Lynn Conway studied at the M.I.T. and Columbia University and was then recruited by IBM Research to co-design the architecture of the Advanced Computing Systems (ACS) project. With the invention of the multiple out-of-order dynamic instruction scheduling, used by most computers to improve their performance, she made foundational contributions to computer architecture. In 1969 she underwent gender transition and was fired. This didn’t stop here and the work she did with Carver Mead led to the so-called  “Mead & Conway revolution.” Their book “Introduction to VLSI Systems” was the first VLSI chip design textbook usable by non-physicists and resulted in a worldwide restructuring of academic materials in computer science and electrical engineering education, and was paramount for the development of industries based on the application of microelectronics. She was also recognized by Time Magazine in 2014 as one of the most influential LGBTQ figures in American Culture. Lynn is a gender activist and has always worked to protect and expand the rights of transgender people.

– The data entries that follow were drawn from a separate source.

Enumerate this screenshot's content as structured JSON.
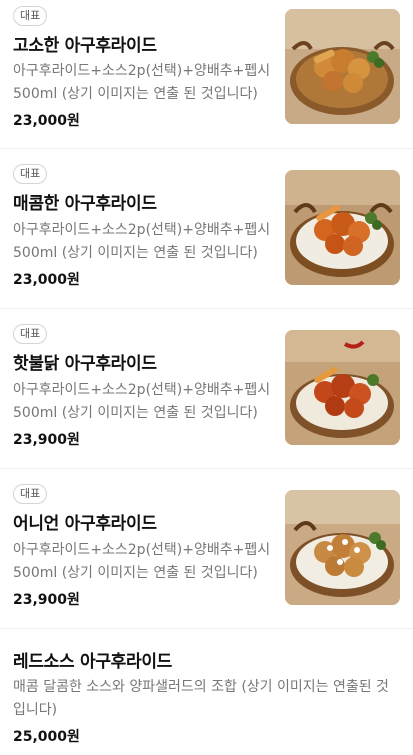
{
  "menu": {
    "items": [
      {
        "badge": "대표",
        "name": "고소한 아구후라이드",
        "description": "아구후라이드+소스2p(선택)+양배추+펩시500ml (상기 이미지는 연출 된 것입니다)",
        "price": "23,000원",
        "image": "fried-chicken-basket-photo"
      },
      {
        "badge": "대표",
        "name": "매콤한 아구후라이드",
        "description": "아구후라이드+소스2p(선택)+양배추+펩시500ml (상기 이미지는 연출 된 것입니다)",
        "price": "23,000원",
        "image": "spicy-fried-chicken-basket-photo"
      },
      {
        "badge": "대표",
        "name": "핫불닭 아구후라이드",
        "description": "아구후라이드+소스2p(선택)+양배추+펩시500ml (상기 이미지는 연출 된 것입니다)",
        "price": "23,900원",
        "image": "hot-buldak-fried-chicken-basket-photo"
      },
      {
        "badge": "대표",
        "name": "어니언 아구후라이드",
        "description": "아구후라이드+소스2p(선택)+양배추+펩시500ml (상기 이미지는 연출 된 것입니다)",
        "price": "23,900원",
        "image": "onion-fried-chicken-basket-photo"
      },
      {
        "name": "레드소스 아구후라이드",
        "description": "매콤 달콤한 소스와 양파샐러드의 조합 (상기 이미지는 연출된 것입니다)",
        "price": "25,000원"
      }
    ]
  }
}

As Arduino users, we have to thank Lynn for “democratizing” the design of complex silicon chips, which paved the way for people like Sophie who we must thank for designing the Arm processor architecture that is central to all of the work we do now. Without them, we wouldn’t be where we are today in technology!

So, Lynn and Sophie, thank you from the bottom of our open source hearts here at Arduino. :-)

The celebration of the Transgender Awareness Week and the TDOR is only the beginning of an important journey that will mark Arduino’s commitment to inclusivity. Stay tuned for more! 

(NOTE: The biographies are edited from Wikipedia articles used under the  Creative Commons Attribution-ShareAlike License.)